Batch info file structure

batch group benchmark
sample_id_1 1 reg_1 0
sample_id_2 1 reg_1 0
sample_id_3 2 0 0
...
sample_id_M-1 k 0 bench_M
sample_id_M k 0 bench_M
  • Batch column indicates samples' batch labels.
  • Group column indicates groups of identical samples (replicates), used for regularization. If several samples have the same label (e.g., 'reg_1'), they are treated as replicates of the same material. While training, samples of the same group are encouraged to appear in the same cluster. Use '0' or '' to provide no information about similarity of samples.
  • Benchmark indicates groups of identical samples taken as benchmarks in model evaluation. They are not used for regularization while training, unless they appear in the group column as well.

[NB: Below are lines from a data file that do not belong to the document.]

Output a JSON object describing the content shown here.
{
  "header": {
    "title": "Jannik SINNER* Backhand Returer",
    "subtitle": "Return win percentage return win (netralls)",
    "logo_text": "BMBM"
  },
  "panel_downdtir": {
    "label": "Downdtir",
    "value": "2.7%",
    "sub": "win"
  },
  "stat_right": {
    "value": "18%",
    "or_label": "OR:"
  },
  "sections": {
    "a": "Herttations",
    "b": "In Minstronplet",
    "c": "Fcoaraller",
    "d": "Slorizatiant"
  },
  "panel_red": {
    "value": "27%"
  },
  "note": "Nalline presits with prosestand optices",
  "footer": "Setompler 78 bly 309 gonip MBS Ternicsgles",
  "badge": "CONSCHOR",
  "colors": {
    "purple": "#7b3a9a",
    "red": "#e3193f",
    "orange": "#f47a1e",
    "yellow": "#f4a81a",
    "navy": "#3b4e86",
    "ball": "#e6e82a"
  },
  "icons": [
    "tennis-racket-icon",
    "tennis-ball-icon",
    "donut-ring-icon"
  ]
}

How to evaluate checkpoints

If you choose to keep checkpoints in the config file, you will find the autoencoder model at each training epoch saved in the checkpoints directory. You can select a few checkpoints based on the training history to obtain alternative normalization solutions and the corresponding evaluation plots.
To do that, remove unnecessary checkpoints and run the following command from the src directory:
python ralps.py -e path/to/directory/with/checkpoints/

Important: This works only with default RALPS output (directories and filenames should not be changed).

How to remove outliers

If you wish to remove outliers from the normalized data, as proposed in the paper, run the following command from the src directory:
python ralps.py -r path/to/normalized/data.csv

Important: This works only with default RALPS output (directories and filenames should not be changed).

How to change default configuration

If you wish to reconfigure RALPS (e.g., to use a different clustering algorithm as default, or to change default parameter values), you can do so by editing src/constants.py.